Every Little Thing (Hart's Boardwalk 2) - Page 52

I didn’t give him a moment to overanalyze what we’d done, to pull out of me and disappear. Instead I kissed him, sweet, deep, wet. He kissed me back, and I rolled until I was on top of him and he let me. His hands caressed my back, my hair, my ass as we kissed and I writhed against him, needing more, wanting him hard again, ready.

I touched and tasted every inch of him until he was ready, until we were replacing the used condom with a new one.

This time I explored his beauty, the hard planes of his muscles, the heat of his skin, the salt of his sweat, the taste of his pre-come.

This time I rode him. I rode him slow, the desperation of our need eased by our first time together.

Now I could take my time enjoying him.

And enjoy Vaughn I did.

Because even as I straddled him, rising up and down on his cock, the look in his eye told me he was still the one in control here, and I felt that.

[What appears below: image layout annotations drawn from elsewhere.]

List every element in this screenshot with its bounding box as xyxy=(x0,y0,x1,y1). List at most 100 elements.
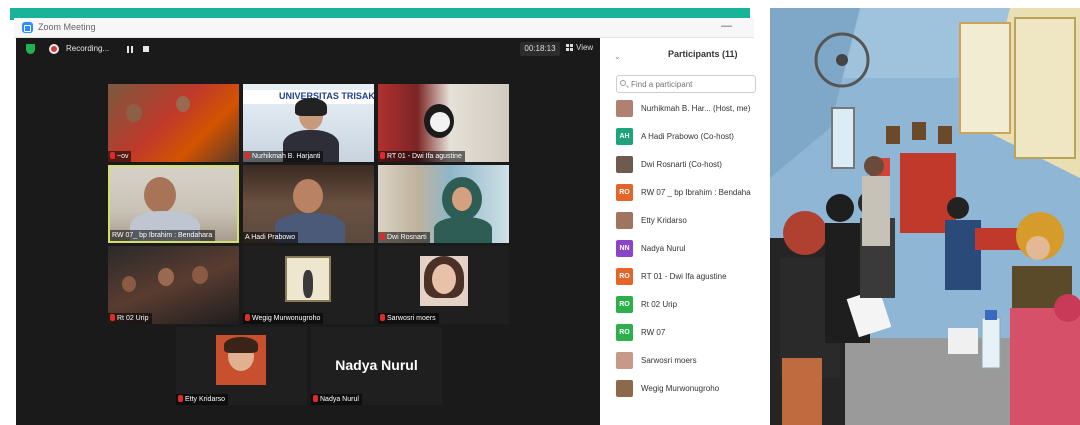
video-tile-active-speaker[interactable]: RW 07_ bp Ibrahim : Bendahara xyxy=(108,165,239,243)
tile-name-label: A Hadi Prabowo xyxy=(243,232,299,243)
participant-face xyxy=(293,179,323,213)
muted-mic-icon xyxy=(110,152,115,159)
banner-text: UNIVERSITAS TRISAKTI xyxy=(279,91,374,101)
muted-mic-icon xyxy=(178,395,183,402)
tile-name-label: Sarwosri moers xyxy=(378,313,439,324)
avatar: RO xyxy=(616,184,633,201)
window-title: Zoom Meeting xyxy=(38,22,96,32)
muted-mic-icon xyxy=(380,314,385,321)
participant-name: Wegig Murwonugroho xyxy=(641,384,720,393)
tile-name-label: Dwi Rosnarti xyxy=(378,232,430,243)
avatar: RO xyxy=(616,268,633,285)
video-tile[interactable]: Rt 02 Urip xyxy=(108,246,239,324)
participant-face xyxy=(144,177,176,213)
participant-row[interactable]: NN Nadya Nurul xyxy=(616,238,766,260)
muted-mic-icon xyxy=(245,314,250,321)
tile-name-label: Wegig Murwonugroho xyxy=(243,313,324,324)
avatar xyxy=(616,100,633,117)
participant-mask xyxy=(430,112,450,132)
video-gallery: Recording... 00:18:13 View ~ov UNIVERSIT… xyxy=(16,38,600,425)
participant-face xyxy=(452,187,472,211)
participant-row[interactable]: Nurhikmah B. Har... (Host, me) xyxy=(616,98,766,120)
video-tile[interactable]: Wegig Murwonugroho xyxy=(243,246,374,324)
participant-row[interactable]: RO RW 07 _ bp Ibrahim : Bendaha xyxy=(616,182,766,204)
tile-name-label: Nurhikmah B. Harjanti xyxy=(243,151,324,162)
video-tile[interactable]: A Hadi Prabowo xyxy=(243,165,374,243)
participant-display-name: Nadya Nurul xyxy=(335,357,418,373)
video-tile[interactable]: Nadya Nurul Nadya Nurul xyxy=(311,327,442,405)
muted-mic-icon xyxy=(245,152,250,159)
participant-face xyxy=(158,268,174,286)
participant-row[interactable]: Etty Kridarso xyxy=(616,210,766,232)
minimize-button[interactable]: — xyxy=(721,20,732,32)
participant-row[interactable]: RO RW 07 xyxy=(616,322,766,344)
video-tile[interactable]: Sarwosri moers xyxy=(378,246,509,324)
avatar xyxy=(616,156,633,173)
participant-face xyxy=(126,104,142,122)
participant-face xyxy=(122,276,136,292)
shield-icon[interactable] xyxy=(26,44,35,54)
participant-hair xyxy=(295,98,327,116)
participant-row[interactable]: AH A Hadi Prabowo (Co-host) xyxy=(616,126,766,148)
participant-row[interactable]: Dwi Rosnarti (Co-host) xyxy=(616,154,766,176)
participant-row[interactable]: Sarwosri moers xyxy=(616,350,766,372)
pause-recording-icon[interactable] xyxy=(127,46,133,53)
tile-name-label: Nadya Nurul xyxy=(311,394,362,405)
tile-name-label: RW 07_ bp Ibrahim : Bendahara xyxy=(110,230,216,241)
participant-name: RW 07 xyxy=(641,328,666,337)
view-button[interactable]: View xyxy=(566,43,593,52)
meeting-room-illustration xyxy=(770,8,1080,425)
video-tile[interactable]: RT 01 - Dwi Ifa agustine xyxy=(378,84,509,162)
view-label: View xyxy=(576,43,594,52)
tile-name-label: ~ov xyxy=(108,151,132,162)
participant-name: Nadya Nurul xyxy=(641,244,686,253)
video-tile[interactable]: Dwi Rosnarti xyxy=(378,165,509,243)
participant-body xyxy=(434,217,492,243)
participant-name: Nurhikmah B. Har... (Host, me) xyxy=(641,104,751,113)
meeting-topbar: Recording... 00:18:13 View xyxy=(16,38,600,60)
participant-row[interactable]: RO RT 01 - Dwi Ifa agustine xyxy=(616,266,766,288)
participant-name: A Hadi Prabowo (Co-host) xyxy=(641,132,734,141)
zoom-window: Zoom Meeting — Recording... 00:18:13 Vie… xyxy=(14,18,756,425)
avatar: RO xyxy=(616,324,633,341)
participant-name: Rt 02 Urip xyxy=(641,300,678,309)
participant-row[interactable]: Wegig Murwonugroho xyxy=(616,378,766,400)
avatar: NN xyxy=(616,240,633,257)
muted-mic-icon xyxy=(110,314,115,321)
stop-recording-icon[interactable] xyxy=(143,46,149,52)
muted-mic-icon xyxy=(380,233,385,240)
tile-name-label: RT 01 - Dwi Ifa agustine xyxy=(378,151,465,162)
participant-hair xyxy=(224,337,258,353)
avatar xyxy=(616,352,633,369)
participant-name: RW 07 _ bp Ibrahim : Bendaha xyxy=(641,188,751,197)
video-tile[interactable]: Etty Kridarso xyxy=(176,327,307,405)
participants-panel: ⌄ Participants (11) Nurhikmah B. Har... … xyxy=(600,38,756,425)
tile-name-label: Rt 02 Urip xyxy=(108,313,152,324)
avatar xyxy=(616,212,633,229)
grid-icon xyxy=(566,44,573,51)
avatar: AH xyxy=(616,128,633,145)
meeting-timer: 00:18:13 xyxy=(520,42,560,56)
tile-name-label: Etty Kridarso xyxy=(176,394,229,405)
zoom-logo-icon xyxy=(22,22,33,33)
participant-name: Etty Kridarso xyxy=(641,216,687,225)
avatar: RO xyxy=(616,296,633,313)
search-icon xyxy=(620,80,626,86)
participant-name: Sarwosri moers xyxy=(641,356,697,365)
participant-row[interactable]: RO Rt 02 Urip xyxy=(616,294,766,316)
participant-figure xyxy=(303,270,313,298)
find-participant-input[interactable] xyxy=(616,75,756,93)
avatar xyxy=(616,380,633,397)
participants-title: Participants (11) xyxy=(668,49,738,59)
muted-mic-icon xyxy=(313,395,318,402)
composite-figure: Zoom Meeting — Recording... 00:18:13 Vie… xyxy=(0,0,1080,425)
participant-face xyxy=(192,266,208,284)
chevron-down-icon[interactable]: ⌄ xyxy=(614,52,621,61)
participant-face xyxy=(176,96,190,112)
recording-icon xyxy=(49,44,59,54)
video-tile[interactable]: UNIVERSITAS TRISAKTI Nurhikmah B. Harjan… xyxy=(243,84,374,162)
meeting-room-photo xyxy=(770,8,1080,425)
muted-mic-icon xyxy=(380,152,385,159)
recording-label: Recording... xyxy=(66,44,110,53)
video-tile[interactable]: ~ov xyxy=(108,84,239,162)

But I also felt my power over him.

And there was no headier aphrodisiac.

Vaughn climaxed first, and as his hips bucked beneath mine he tipped me over the edge, and we came together.

Exhausted, stunningly exhausted, I slumped over him, and buried my face in his neck.

“I never dreamed it could be like this between us,” I whispered.

Never had I felt more relaxed, more connected, more at peace, more alive than I did in that moment, and for the first time in a long time I fell asleep without thinking about chores or work or anything . . . nothing but the man who was still inside me.

The man I thought I might have been waiting for my whole life.

All this time he’d been standing right in front of me, wearing a suit and a sexy-ass smirk.

ELEVEN

Vaughn

He could blame it on nature, say he was just a man, and no man would have been able to resist Bailey Hartwell when she got it in her head to seduce him.

But that kind of reasoning would make him more of an asshole than he already was.

She’d fallen asleep with his dick still inside of her.

He muffled the curse of arousal that hovered on his lips as he stared at her, his overeager erection straining toward her body for more. When he realized she’d dropped off into sleep he’d gently eased out of her and rolled her onto her side. She’d snuggled into him before he could get away, and damn but he wanted just a little more time to enjoy the fact that finally the redhead in his arms was the one he’d wanted there all along.

Her beautiful auburn curls spilled out on his arm, tickling his skin. So soft.

Everything about her was. Her skin, her eyes, even her heart.

He recognized the moment she’d decided to save him. The moment he became another Jessica, another Dahlia.

Sure, he went beyond that since she wanted to fuck him, too, but more than that she wanted to soothe his wounded soul.

And she thought sex would lower his defenses.

She was right.

It had.

Vaughn couldn’t remember a time when he’d been so lost in a woman. He felt this unsettling hum beneath his skin. This urgency. This desperation to claim Bailey Hartwell as his own like he really was a prehistoric caveman.

He could blame her.

He could blame the moment she’d said, “I bet you’ve thought about it. Fucking the hostile Princess of the Boardwalk into submission.”